In fact, the tingling got worse before it got better. It would take at least another month after that for the tingling to taper off enough that it wasn’t distracting when I would try to focus on any other task. Such slow progress could have been incredibly frustrating. However, I wasn't completely taken aback by this length of time, thanks to one particular conversation that proved to be the most useful in terms of giving me a realistic timeframe for my recovery.
Harold (not his real name) is a colleague’s husband who visited on the last morning of my 6-day hospital stay after being diagnosed with MS. My boss had repeatedly suggested over the previous few days that I consult with Harold, a neurologist who also has a research lab, to get a second opinion about my new diagnosis. Harold was the only one to give me any indication that recovery would not be immediate.

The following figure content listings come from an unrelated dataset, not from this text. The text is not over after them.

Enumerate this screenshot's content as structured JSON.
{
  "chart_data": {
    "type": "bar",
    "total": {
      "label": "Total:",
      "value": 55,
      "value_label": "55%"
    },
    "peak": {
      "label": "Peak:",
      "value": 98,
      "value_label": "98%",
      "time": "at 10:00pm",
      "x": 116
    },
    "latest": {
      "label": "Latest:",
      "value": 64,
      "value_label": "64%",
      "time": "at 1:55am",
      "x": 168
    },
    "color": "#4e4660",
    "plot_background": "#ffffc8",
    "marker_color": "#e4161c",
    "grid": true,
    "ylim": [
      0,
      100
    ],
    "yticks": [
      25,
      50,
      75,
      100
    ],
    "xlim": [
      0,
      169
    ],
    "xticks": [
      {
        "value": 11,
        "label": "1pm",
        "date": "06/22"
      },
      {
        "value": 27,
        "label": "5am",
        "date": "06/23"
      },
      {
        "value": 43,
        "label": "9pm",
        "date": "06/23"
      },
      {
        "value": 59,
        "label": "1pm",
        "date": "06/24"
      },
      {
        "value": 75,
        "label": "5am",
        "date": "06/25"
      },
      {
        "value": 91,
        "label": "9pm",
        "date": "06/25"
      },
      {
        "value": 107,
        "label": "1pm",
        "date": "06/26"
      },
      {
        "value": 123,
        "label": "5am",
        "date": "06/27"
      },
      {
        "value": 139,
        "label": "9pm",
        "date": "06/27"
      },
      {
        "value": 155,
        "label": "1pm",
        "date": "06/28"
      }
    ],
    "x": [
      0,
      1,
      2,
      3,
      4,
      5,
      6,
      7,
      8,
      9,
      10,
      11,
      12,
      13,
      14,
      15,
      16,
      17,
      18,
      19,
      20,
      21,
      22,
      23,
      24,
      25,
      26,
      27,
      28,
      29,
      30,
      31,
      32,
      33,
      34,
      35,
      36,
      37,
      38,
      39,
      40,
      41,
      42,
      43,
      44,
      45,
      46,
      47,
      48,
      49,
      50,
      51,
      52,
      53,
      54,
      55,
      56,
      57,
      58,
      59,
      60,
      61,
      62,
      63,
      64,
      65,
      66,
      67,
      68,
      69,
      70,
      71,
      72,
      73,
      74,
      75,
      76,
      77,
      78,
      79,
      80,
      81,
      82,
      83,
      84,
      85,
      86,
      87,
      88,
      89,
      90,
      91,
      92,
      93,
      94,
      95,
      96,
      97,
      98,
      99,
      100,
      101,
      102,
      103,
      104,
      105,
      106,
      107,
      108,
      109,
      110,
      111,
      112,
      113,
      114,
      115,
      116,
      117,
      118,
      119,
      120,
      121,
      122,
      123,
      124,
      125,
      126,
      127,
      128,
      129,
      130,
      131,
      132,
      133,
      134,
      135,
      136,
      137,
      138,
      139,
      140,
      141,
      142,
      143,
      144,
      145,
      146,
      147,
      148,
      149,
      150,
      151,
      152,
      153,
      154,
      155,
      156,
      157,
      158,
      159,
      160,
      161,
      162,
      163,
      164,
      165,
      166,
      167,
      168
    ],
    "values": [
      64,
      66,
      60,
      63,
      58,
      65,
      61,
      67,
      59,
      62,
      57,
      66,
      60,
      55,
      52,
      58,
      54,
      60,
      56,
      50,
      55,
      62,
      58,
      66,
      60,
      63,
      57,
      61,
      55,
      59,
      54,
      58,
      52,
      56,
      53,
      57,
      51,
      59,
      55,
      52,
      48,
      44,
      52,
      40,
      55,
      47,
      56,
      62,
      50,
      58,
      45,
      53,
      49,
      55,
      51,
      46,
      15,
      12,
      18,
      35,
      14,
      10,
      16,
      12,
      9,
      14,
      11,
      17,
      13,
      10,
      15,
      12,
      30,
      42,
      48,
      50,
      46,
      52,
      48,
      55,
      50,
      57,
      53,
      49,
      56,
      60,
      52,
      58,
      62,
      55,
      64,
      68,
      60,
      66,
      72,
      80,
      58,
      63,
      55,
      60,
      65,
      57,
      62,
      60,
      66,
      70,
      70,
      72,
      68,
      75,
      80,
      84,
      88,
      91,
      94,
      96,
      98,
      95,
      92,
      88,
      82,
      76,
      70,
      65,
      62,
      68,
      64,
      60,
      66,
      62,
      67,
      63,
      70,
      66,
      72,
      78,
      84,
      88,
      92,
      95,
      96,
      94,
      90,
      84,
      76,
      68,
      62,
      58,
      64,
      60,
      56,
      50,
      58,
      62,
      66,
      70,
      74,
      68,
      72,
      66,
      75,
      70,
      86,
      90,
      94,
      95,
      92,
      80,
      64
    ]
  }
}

Harold had walked into my room after having briefly gone through my chart and reached the same conclusion that my neurology team had 4 days prior. “I agree that you have MS,” he said, but what followed was different from anything I had heard thus far. “The tingling that you are experiencing will probably go away in the next 2-3 weeks, as the myelin repairs itself. If this is relapsing-remitting [RR] MS, this sucks, but you will have a normal life, you will have kids, etc.”

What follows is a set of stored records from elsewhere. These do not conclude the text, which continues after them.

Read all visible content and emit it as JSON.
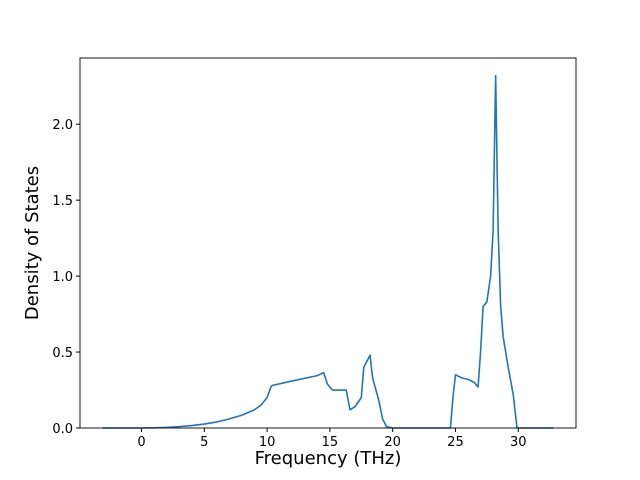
{
  "chart_data": {
    "type": "line",
    "xlabel": "Frequency (THz)",
    "ylabel": "Density of States",
    "x": [
      -3.1,
      -1,
      0,
      1,
      2,
      3,
      4,
      5,
      6,
      7,
      8,
      9,
      9.5,
      10,
      10.3,
      10.4,
      12,
      14,
      14.5,
      14.8,
      15.2,
      16,
      16.3,
      16.6,
      17,
      17.5,
      17.7,
      18.2,
      18.4,
      18.9,
      19.2,
      19.5,
      20,
      24.6,
      24.8,
      25,
      25.5,
      26,
      26.5,
      26.8,
      27,
      27.2,
      27.5,
      27.8,
      28,
      28.2,
      28.4,
      28.6,
      28.8,
      29.2,
      29.6,
      29.9,
      32.8
    ],
    "series": [
      {
        "color": "#1f77b4",
        "values": [
          0,
          0,
          0,
          0.001,
          0.004,
          0.009,
          0.016,
          0.026,
          0.04,
          0.06,
          0.085,
          0.12,
          0.15,
          0.2,
          0.27,
          0.28,
          0.31,
          0.345,
          0.365,
          0.29,
          0.25,
          0.25,
          0.25,
          0.12,
          0.14,
          0.2,
          0.4,
          0.48,
          0.33,
          0.18,
          0.06,
          0.01,
          0,
          0,
          0.2,
          0.35,
          0.33,
          0.32,
          0.3,
          0.27,
          0.5,
          0.8,
          0.83,
          1.0,
          1.3,
          2.32,
          1.3,
          0.8,
          0.6,
          0.4,
          0.22,
          0,
          0
        ]
      }
    ],
    "xlim": [
      -4.9,
      34.6
    ],
    "ylim": [
      0,
      2.436
    ],
    "xticks": [
      0,
      5,
      10,
      15,
      20,
      25,
      30
    ],
    "yticks": [
      {
        "value": 0,
        "label": "0.0"
      },
      {
        "value": 0.5,
        "label": "0.5"
      },
      {
        "value": 1,
        "label": "1.0"
      },
      {
        "value": 1.5,
        "label": "1.5"
      },
      {
        "value": 2,
        "label": "2.0"
      }
    ]
  }
}
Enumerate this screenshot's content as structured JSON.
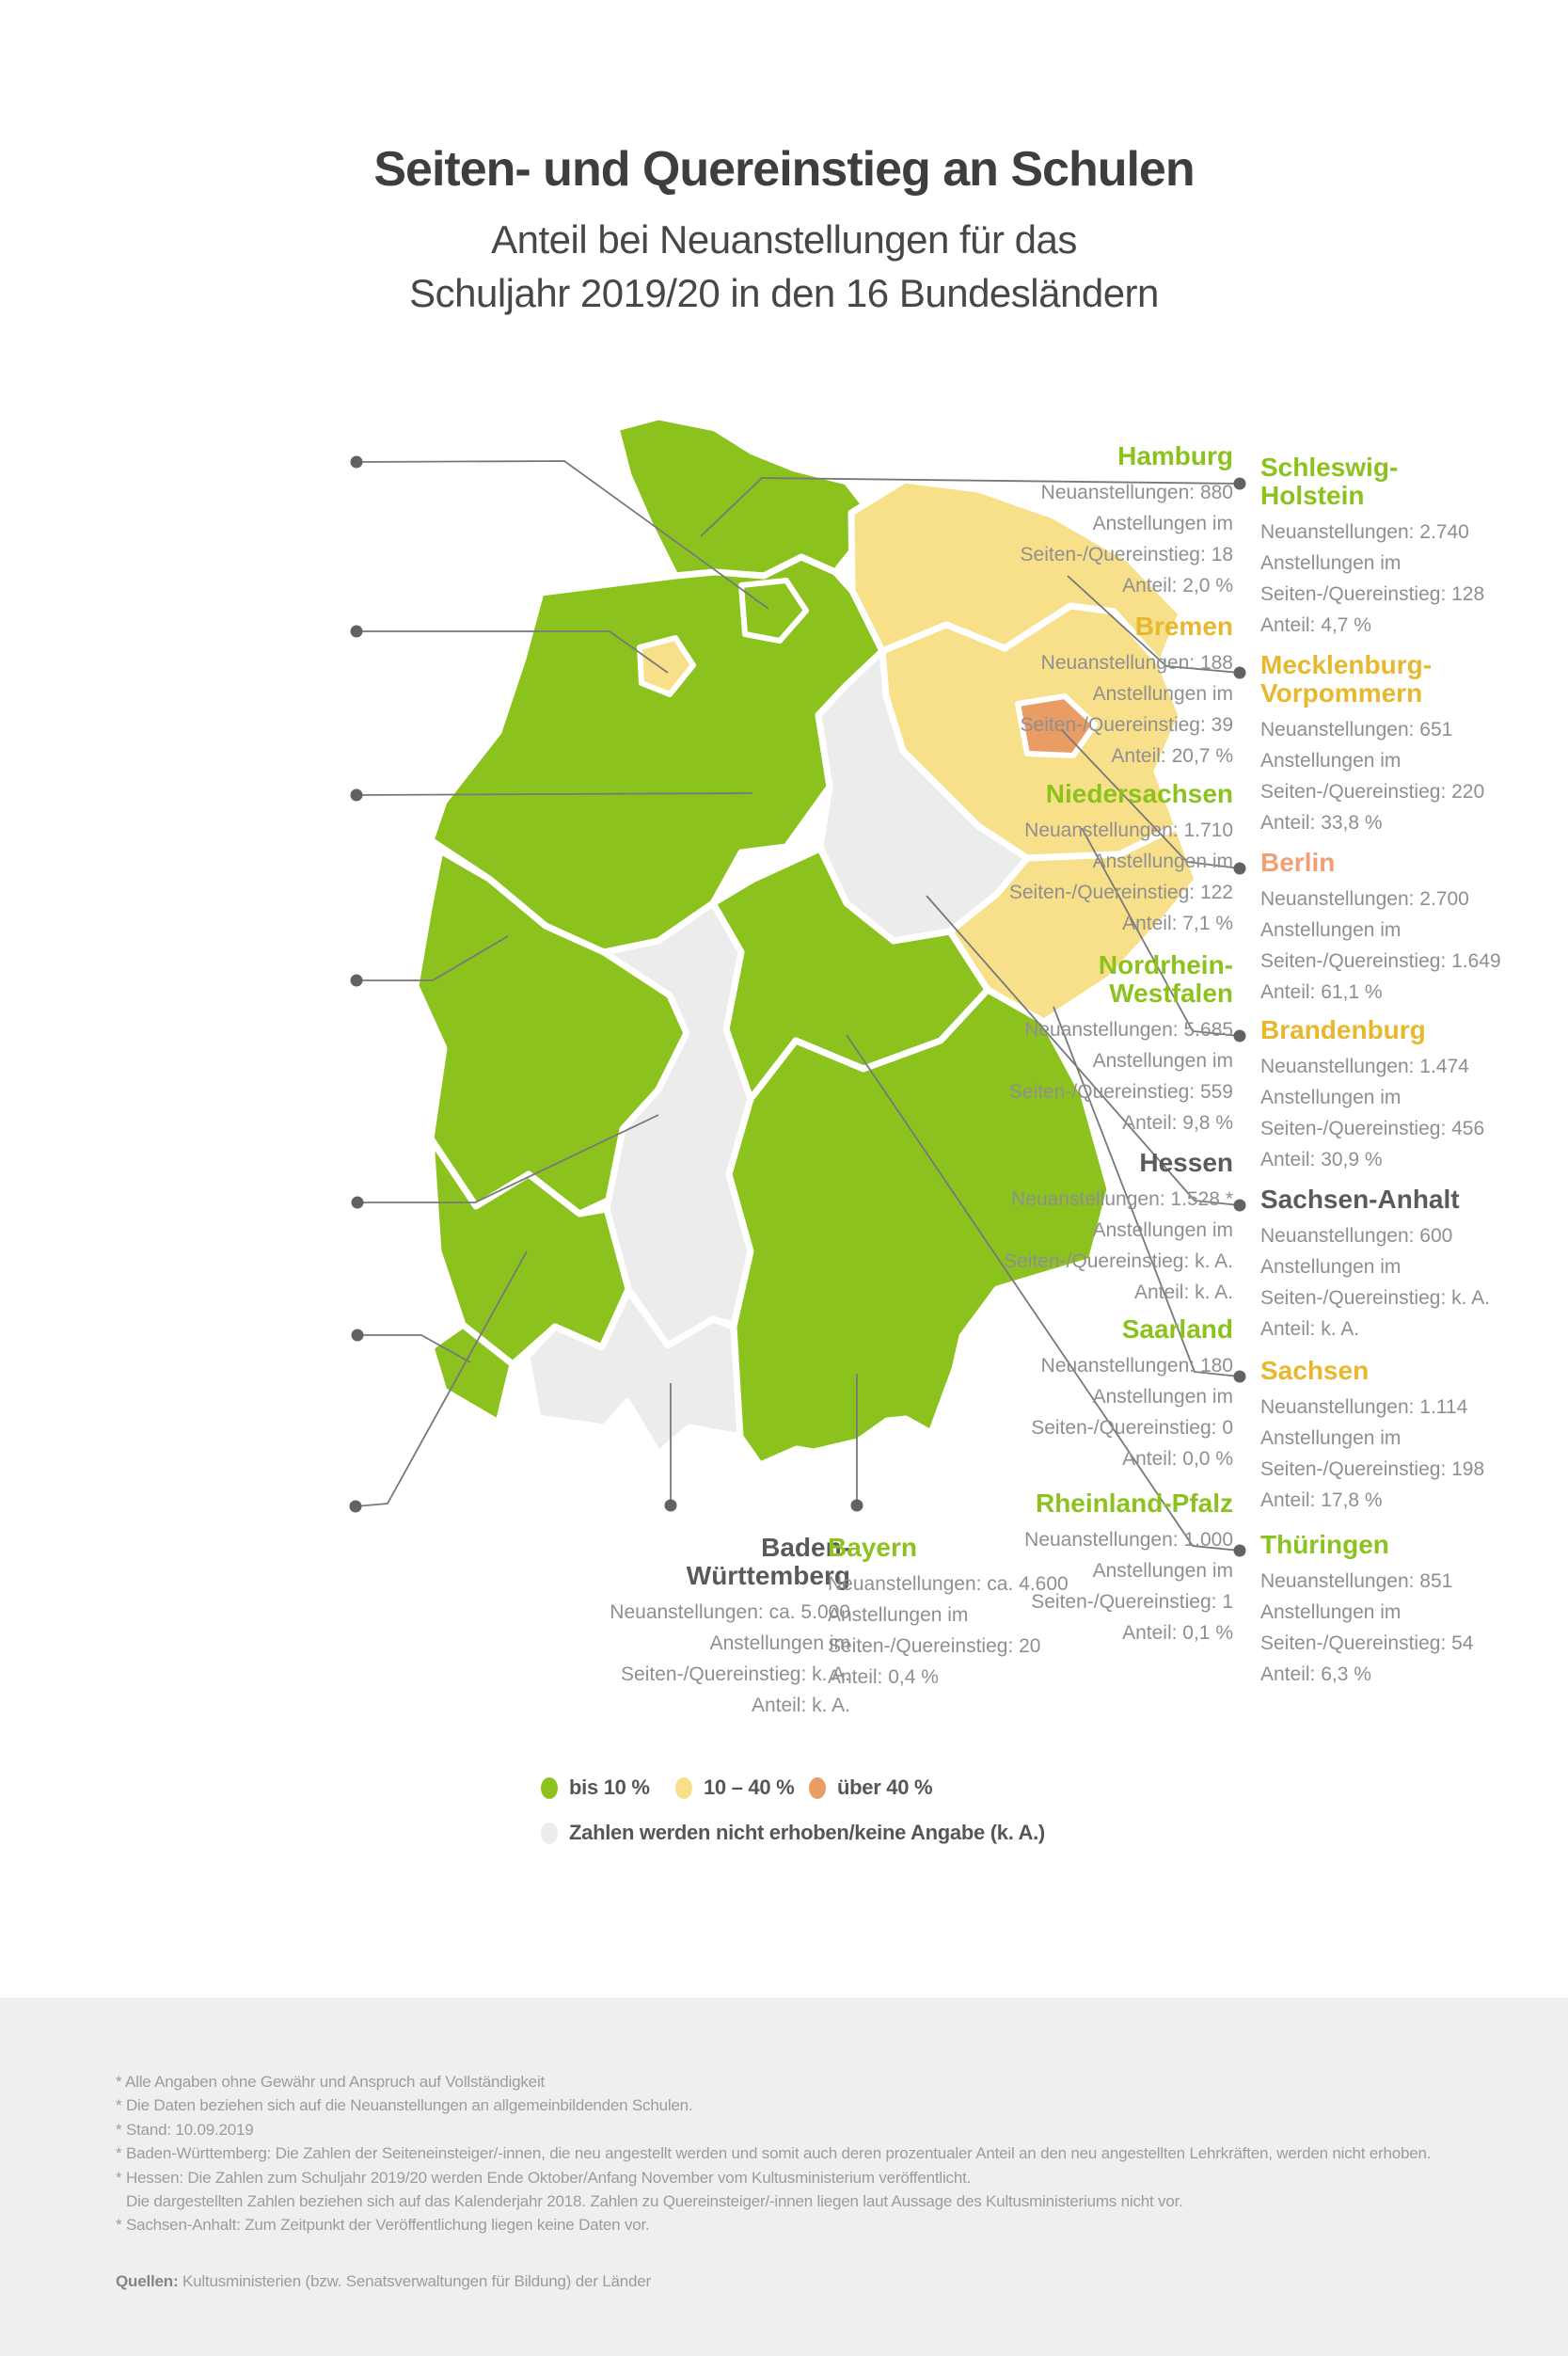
{
  "title": {
    "heading": "Seiten- und Quereinstieg an Schulen",
    "subtitle_line1": "Anteil bei Neuanstellungen für das",
    "subtitle_line2": "Schuljahr 2019/20 in den 16 Bundesländern"
  },
  "colors": {
    "green": "#8cc21e",
    "yellow": "#f8e08a",
    "orange": "#e99c63",
    "gray": "#ececec",
    "heading_green": "#8cc21e",
    "heading_yellow": "#e7b82d",
    "heading_orange": "#f0a072",
    "heading_gray": "#5a5a5c",
    "body_text": "#8f8f8f",
    "leader_line": "#77787a",
    "leader_dot": "#616264"
  },
  "legend": {
    "items": [
      {
        "id": "green",
        "label": "bis 10 %"
      },
      {
        "id": "yellow",
        "label": "10 – 40 %"
      },
      {
        "id": "orange",
        "label": "über 40 %"
      }
    ],
    "note": {
      "id": "gray",
      "label": "Zahlen werden nicht erhoben/keine Angabe (k. A.)"
    }
  },
  "states": [
    {
      "id": "hamburg",
      "name": "Hamburg",
      "name_lines": [
        "Hamburg"
      ],
      "category": "green",
      "stats": [
        "Neuanstellungen: 880",
        "Anstellungen im",
        "Seiten-/Quereinstieg: 18",
        "Anteil: 2,0 %"
      ]
    },
    {
      "id": "bremen",
      "name": "Bremen",
      "name_lines": [
        "Bremen"
      ],
      "category": "yellow",
      "stats": [
        "Neuanstellungen: 188",
        "Anstellungen im",
        "Seiten-/Quereinstieg: 39",
        "Anteil: 20,7 %"
      ]
    },
    {
      "id": "niedersachsen",
      "name": "Niedersachsen",
      "name_lines": [
        "Niedersachsen"
      ],
      "category": "green",
      "stats": [
        "Neuanstellungen: 1.710",
        "Anstellungen im",
        "Seiten-/Quereinstieg: 122",
        "Anteil: 7,1 %"
      ]
    },
    {
      "id": "nordrhein-westfalen",
      "name": "Nordrhein-Westfalen",
      "name_lines": [
        "Nordrhein-",
        "Westfalen"
      ],
      "category": "green",
      "stats": [
        "Neuanstellungen: 5.685",
        "Anstellungen im",
        "Seiten-/Quereinstieg: 559",
        "Anteil: 9,8 %"
      ]
    },
    {
      "id": "hessen",
      "name": "Hessen",
      "name_lines": [
        "Hessen"
      ],
      "category": "gray",
      "stats": [
        "Neuanstellungen: 1.528 *",
        "Anstellungen im",
        "Seiten-/Quereinstieg: k. A.",
        "Anteil: k. A."
      ]
    },
    {
      "id": "saarland",
      "name": "Saarland",
      "name_lines": [
        "Saarland"
      ],
      "category": "green",
      "stats": [
        "Neuanstellungen: 180",
        "Anstellungen im",
        "Seiten-/Quereinstieg: 0",
        "Anteil: 0,0 %"
      ]
    },
    {
      "id": "rheinland-pfalz",
      "name": "Rheinland-Pfalz",
      "name_lines": [
        "Rheinland-Pfalz"
      ],
      "category": "green",
      "stats": [
        "Neuanstellungen: 1.000",
        "Anstellungen im",
        "Seiten-/Quereinstieg: 1",
        "Anteil: 0,1 %"
      ]
    },
    {
      "id": "schleswig-holstein",
      "name": "Schleswig-Holstein",
      "name_lines": [
        "Schleswig-",
        "Holstein"
      ],
      "category": "green",
      "stats": [
        "Neuanstellungen: 2.740",
        "Anstellungen im",
        "Seiten-/Quereinstieg: 128",
        "Anteil: 4,7 %"
      ]
    },
    {
      "id": "mecklenburg-vorpommern",
      "name": "Mecklenburg-Vorpommern",
      "name_lines": [
        "Mecklenburg-",
        "Vorpommern"
      ],
      "category": "yellow",
      "stats": [
        "Neuanstellungen: 651",
        "Anstellungen im",
        "Seiten-/Quereinstieg: 220",
        "Anteil: 33,8 %"
      ]
    },
    {
      "id": "berlin",
      "name": "Berlin",
      "name_lines": [
        "Berlin"
      ],
      "category": "orange",
      "stats": [
        "Neuanstellungen: 2.700",
        "Anstellungen im",
        "Seiten-/Quereinstieg: 1.649",
        "Anteil: 61,1 %"
      ]
    },
    {
      "id": "brandenburg",
      "name": "Brandenburg",
      "name_lines": [
        "Brandenburg"
      ],
      "category": "yellow",
      "stats": [
        "Neuanstellungen: 1.474",
        "Anstellungen im",
        "Seiten-/Quereinstieg: 456",
        "Anteil: 30,9 %"
      ]
    },
    {
      "id": "sachsen-anhalt",
      "name": "Sachsen-Anhalt",
      "name_lines": [
        "Sachsen-Anhalt"
      ],
      "category": "gray",
      "stats": [
        "Neuanstellungen: 600",
        "Anstellungen im",
        "Seiten-/Quereinstieg: k. A.",
        "Anteil: k. A."
      ]
    },
    {
      "id": "sachsen",
      "name": "Sachsen",
      "name_lines": [
        "Sachsen"
      ],
      "category": "yellow",
      "stats": [
        "Neuanstellungen: 1.114",
        "Anstellungen im",
        "Seiten-/Quereinstieg: 198",
        "Anteil: 17,8 %"
      ]
    },
    {
      "id": "thueringen",
      "name": "Thüringen",
      "name_lines": [
        "Thüringen"
      ],
      "category": "green",
      "stats": [
        "Neuanstellungen: 851",
        "Anstellungen im",
        "Seiten-/Quereinstieg: 54",
        "Anteil: 6,3 %"
      ]
    },
    {
      "id": "baden-wuerttemberg",
      "name": "Baden-Württemberg",
      "name_lines": [
        "Baden-",
        "Württemberg"
      ],
      "category": "gray",
      "stats": [
        "Neuanstellungen: ca. 5.000",
        "Anstellungen im",
        "Seiten-/Quereinstieg: k. A.",
        "Anteil: k. A."
      ]
    },
    {
      "id": "bayern",
      "name": "Bayern",
      "name_lines": [
        "Bayern"
      ],
      "category": "green",
      "stats": [
        "Neuanstellungen: ca. 4.600",
        "Anstellungen im",
        "Seiten-/Quereinstieg: 20",
        "Anteil: 0,4 %"
      ]
    }
  ],
  "footnotes": [
    "* Alle Angaben ohne Gewähr und Anspruch auf Vollständigkeit",
    "* Die Daten beziehen sich auf die Neuanstellungen an allgemeinbildenden Schulen.",
    "* Stand: 10.09.2019",
    "* Baden-Württemberg: Die Zahlen der Seiteneinsteiger/-innen, die neu angestellt werden und somit auch deren prozentualer Anteil an den neu angestellten Lehrkräften, werden nicht erhoben.",
    "* Hessen: Die Zahlen zum Schuljahr 2019/20 werden Ende Oktober/Anfang November vom Kultusministerium veröffentlicht.",
    "Die dargestellten Zahlen beziehen sich auf das Kalenderjahr 2018. Zahlen zu Quereinsteiger/-innen liegen laut Aussage des Kultusministeriums nicht vor.",
    "* Sachsen-Anhalt: Zum Zeitpunkt der Veröffentlichung liegen keine Daten vor."
  ],
  "sources": {
    "prefix": "Quellen:",
    "text": " Kultusministerien (bzw. Senatsverwaltungen für Bildung) der Länder"
  },
  "chart_data": {
    "type": "heatmap",
    "subtype": "choropleth_map_germany_bundeslaender",
    "title": "Seiten- und Quereinstieg an Schulen",
    "subtitle": "Anteil bei Neuanstellungen für das Schuljahr 2019/20 in den 16 Bundesländern",
    "legend_position": "bottom-center",
    "legend_bins": [
      {
        "label": "bis 10 %",
        "color": "#8cc21e"
      },
      {
        "label": "10 – 40 %",
        "color": "#f8e08a"
      },
      {
        "label": "über 40 %",
        "color": "#e99c63"
      },
      {
        "label": "Zahlen werden nicht erhoben/keine Angabe (k. A.)",
        "color": "#ececec"
      }
    ],
    "records": [
      {
        "state": "Schleswig-Holstein",
        "neuanstellungen": "2.740",
        "seiten_quereinstieg": "128",
        "anteil": "4,7 %",
        "bin": "bis 10 %"
      },
      {
        "state": "Hamburg",
        "neuanstellungen": "880",
        "seiten_quereinstieg": "18",
        "anteil": "2,0 %",
        "bin": "bis 10 %"
      },
      {
        "state": "Bremen",
        "neuanstellungen": "188",
        "seiten_quereinstieg": "39",
        "anteil": "20,7 %",
        "bin": "10 – 40 %"
      },
      {
        "state": "Niedersachsen",
        "neuanstellungen": "1.710",
        "seiten_quereinstieg": "122",
        "anteil": "7,1 %",
        "bin": "bis 10 %"
      },
      {
        "state": "Mecklenburg-Vorpommern",
        "neuanstellungen": "651",
        "seiten_quereinstieg": "220",
        "anteil": "33,8 %",
        "bin": "10 – 40 %"
      },
      {
        "state": "Berlin",
        "neuanstellungen": "2.700",
        "seiten_quereinstieg": "1.649",
        "anteil": "61,1 %",
        "bin": "über 40 %"
      },
      {
        "state": "Brandenburg",
        "neuanstellungen": "1.474",
        "seiten_quereinstieg": "456",
        "anteil": "30,9 %",
        "bin": "10 – 40 %"
      },
      {
        "state": "Sachsen-Anhalt",
        "neuanstellungen": "600",
        "seiten_quereinstieg": "k. A.",
        "anteil": "k. A.",
        "bin": "keine Angabe"
      },
      {
        "state": "Sachsen",
        "neuanstellungen": "1.114",
        "seiten_quereinstieg": "198",
        "anteil": "17,8 %",
        "bin": "10 – 40 %"
      },
      {
        "state": "Thüringen",
        "neuanstellungen": "851",
        "seiten_quereinstieg": "54",
        "anteil": "6,3 %",
        "bin": "bis 10 %"
      },
      {
        "state": "Nordrhein-Westfalen",
        "neuanstellungen": "5.685",
        "seiten_quereinstieg": "559",
        "anteil": "9,8 %",
        "bin": "bis 10 %"
      },
      {
        "state": "Hessen",
        "neuanstellungen": "1.528 *",
        "seiten_quereinstieg": "k. A.",
        "anteil": "k. A.",
        "bin": "keine Angabe"
      },
      {
        "state": "Rheinland-Pfalz",
        "neuanstellungen": "1.000",
        "seiten_quereinstieg": "1",
        "anteil": "0,1 %",
        "bin": "bis 10 %"
      },
      {
        "state": "Saarland",
        "neuanstellungen": "180",
        "seiten_quereinstieg": "0",
        "anteil": "0,0 %",
        "bin": "bis 10 %"
      },
      {
        "state": "Baden-Württemberg",
        "neuanstellungen": "ca. 5.000",
        "seiten_quereinstieg": "k. A.",
        "anteil": "k. A.",
        "bin": "keine Angabe"
      },
      {
        "state": "Bayern",
        "neuanstellungen": "ca. 4.600",
        "seiten_quereinstieg": "20",
        "anteil": "0,4 %",
        "bin": "bis 10 %"
      }
    ]
  }
}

It took me a few days to accept that it truly would take a few weeks to feel better. As I read more about MS after my diagnosis, I realized that it could take longer for my myelin to regenerate (if at all) and for me to feel normal again. But, I was finally able to stop feeling guilty about taking the time to allow myself to heal.
My visit with Harold was maybe a total of 10 minutes long, but what he chose to say about having MS was more detailed and immediately applicable than anything my other doctors had said and put many things into a healthy perspective. I had just spent the past day crying on my husband’s shoulders, imagining all the things in my life that I believed were going to be so drastically different. Now that I had MS, I was ready to move into a single-story ranch for our first home, in case I wouldn’t be able to climb up stairs or if I were to become confined to a wheelchair. I was asking myself, how would I keep up with the children that we always dreamed of having?
Happily, a year and a half later, the tingling sensation is mainly gone and only returns at a low level if I’m overly tired or overheated. The reality is that MS is an unpredictable disease, and time to recovery is different for everyone. But being told that it could take weeks to feel normal and that with the therapies available today people with RRMS live fairly normal lives for many years and decades was infinitely more helpful than not being told anything at all about what to expect.
So my take-home message for clinicians would be to strike a balance between hope and data. Explain to patients that not all people with MS will recover completely, but set the right expectations for the amount of time to recovery for those that do.